Singapore | Wed, August 8, 2018 | 11:25 am
Singapore uproar over store selling ivory jewellery Tokyo Customs and WWF Japan launched a campaign to warn foreign visitors about traveling with souvenirs made from ivory, notifying them that it is illegal to depart with such products. (Shutterstock/iploydoy)

A Singapore online store selling ivory jewellery has sparked uproar, with an animal rights group Tuesday slamming the shop for offering products made from "tortured" elephants.

Ivory Lane offers earrings for Sg$160 ($120) and necklaces for Sg$800 ($585), and insists its products are made from ivory that was obtained before 1990, when an international ban on the trade began.

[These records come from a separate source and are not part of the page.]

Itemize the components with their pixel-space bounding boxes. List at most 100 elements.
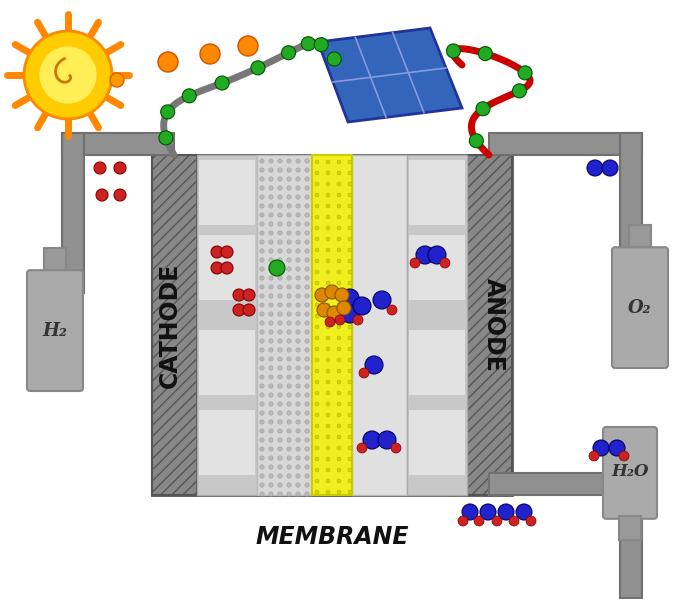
Circle shape <box>326 259 330 263</box>
Circle shape <box>337 347 341 351</box>
Circle shape <box>518 66 532 80</box>
Circle shape <box>296 195 300 199</box>
Circle shape <box>348 314 352 318</box>
Circle shape <box>287 348 291 352</box>
Circle shape <box>296 222 300 226</box>
Circle shape <box>326 171 330 175</box>
Circle shape <box>269 186 273 190</box>
Circle shape <box>305 447 309 451</box>
Circle shape <box>348 292 352 296</box>
Circle shape <box>278 249 282 253</box>
Circle shape <box>348 193 352 197</box>
Circle shape <box>296 411 300 415</box>
Circle shape <box>278 447 282 451</box>
Circle shape <box>305 231 309 235</box>
Circle shape <box>296 249 300 253</box>
Circle shape <box>305 492 309 496</box>
Circle shape <box>269 483 273 487</box>
Circle shape <box>315 380 319 384</box>
Circle shape <box>315 358 319 362</box>
Circle shape <box>287 303 291 307</box>
Circle shape <box>260 429 264 433</box>
Circle shape <box>296 348 300 352</box>
Circle shape <box>260 339 264 343</box>
Circle shape <box>315 171 319 175</box>
Circle shape <box>326 204 330 208</box>
Circle shape <box>269 375 273 379</box>
Circle shape <box>447 44 460 58</box>
Circle shape <box>278 285 282 289</box>
Circle shape <box>326 215 330 219</box>
Circle shape <box>278 321 282 325</box>
Circle shape <box>337 248 341 252</box>
Bar <box>199 160 255 225</box>
Circle shape <box>278 438 282 442</box>
Circle shape <box>269 357 273 361</box>
Circle shape <box>296 321 300 325</box>
Circle shape <box>287 285 291 289</box>
Circle shape <box>474 516 484 526</box>
Circle shape <box>315 424 319 428</box>
Circle shape <box>296 339 300 343</box>
Circle shape <box>301 37 315 51</box>
Circle shape <box>278 168 282 172</box>
Circle shape <box>363 431 381 449</box>
Circle shape <box>278 348 282 352</box>
Circle shape <box>337 160 341 164</box>
Circle shape <box>278 195 282 199</box>
Circle shape <box>278 240 282 244</box>
Circle shape <box>278 393 282 397</box>
Circle shape <box>305 240 309 244</box>
Circle shape <box>337 303 341 307</box>
Circle shape <box>278 456 282 460</box>
Circle shape <box>317 303 331 317</box>
Circle shape <box>278 429 282 433</box>
Circle shape <box>315 204 319 208</box>
Circle shape <box>260 213 264 217</box>
Circle shape <box>269 492 273 496</box>
Circle shape <box>296 366 300 370</box>
Bar <box>257 155 312 495</box>
Circle shape <box>348 336 352 340</box>
Circle shape <box>287 186 291 190</box>
Circle shape <box>315 457 319 461</box>
Circle shape <box>296 240 300 244</box>
Circle shape <box>337 369 341 373</box>
Circle shape <box>458 516 468 526</box>
Circle shape <box>593 440 609 456</box>
Circle shape <box>337 204 341 208</box>
Circle shape <box>326 446 330 450</box>
Bar <box>409 160 465 225</box>
Circle shape <box>348 281 352 285</box>
Circle shape <box>619 451 629 461</box>
Circle shape <box>315 193 319 197</box>
Circle shape <box>305 384 309 388</box>
FancyBboxPatch shape <box>612 247 668 368</box>
Circle shape <box>260 375 264 379</box>
Circle shape <box>260 159 264 163</box>
Circle shape <box>305 456 309 460</box>
Circle shape <box>315 215 319 219</box>
Circle shape <box>260 420 264 424</box>
Circle shape <box>110 73 124 87</box>
Circle shape <box>337 479 341 483</box>
Circle shape <box>305 267 309 271</box>
Circle shape <box>260 483 264 487</box>
Circle shape <box>287 492 291 496</box>
Circle shape <box>260 303 264 307</box>
Bar <box>62 133 174 155</box>
Circle shape <box>325 285 339 299</box>
Circle shape <box>348 347 352 351</box>
Circle shape <box>200 44 220 64</box>
Circle shape <box>278 213 282 217</box>
Circle shape <box>260 177 264 181</box>
Circle shape <box>260 393 264 397</box>
Circle shape <box>326 281 330 285</box>
Circle shape <box>287 159 291 163</box>
Circle shape <box>269 204 273 208</box>
FancyBboxPatch shape <box>603 427 657 519</box>
Circle shape <box>287 231 291 235</box>
Circle shape <box>287 474 291 478</box>
Circle shape <box>348 171 352 175</box>
Circle shape <box>326 358 330 362</box>
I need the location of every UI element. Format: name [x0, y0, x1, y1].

It is still legal in Singapore to export and import products made from ivory sourced before the ban took effect.

The shop's Facebook page shows a picture of women wearing the items, with the message: "Ivory is a secret desire for most girls."

But consumers in the affluent city-state reacted with outrage, flooding the store's page with hundreds of angry comments and demanding its closure. The demand for ivory, particularly in Asia, has contributed significantly to the decline in elephant populations worldwide.

"This is an outrageous business! You are creating demand for a product made from a terrible human practice!" Facebook user Laura Goddard wrote on Ivory Lane's page on the social networking site.

Jason Baker, a spokesman for campaign group People for the Ethical Treatment of Animals (PETA), questioned who would want to collect "fragments of a tortured, dead elephant".

"Vintage ivory sends the same, unacceptable message as new ivory -- that it is ok to maim and kill animals for the sake of vanity," he told AFP.

In a statement issued Monday, Ivory Lane's owner Ivy Chng noted the "unhappiness" online but insisted that the ivory she was selling was "completely legal" in Singapore.

"We only offer the purest form of ivory, sourced from the natural environments of central Africa," she said.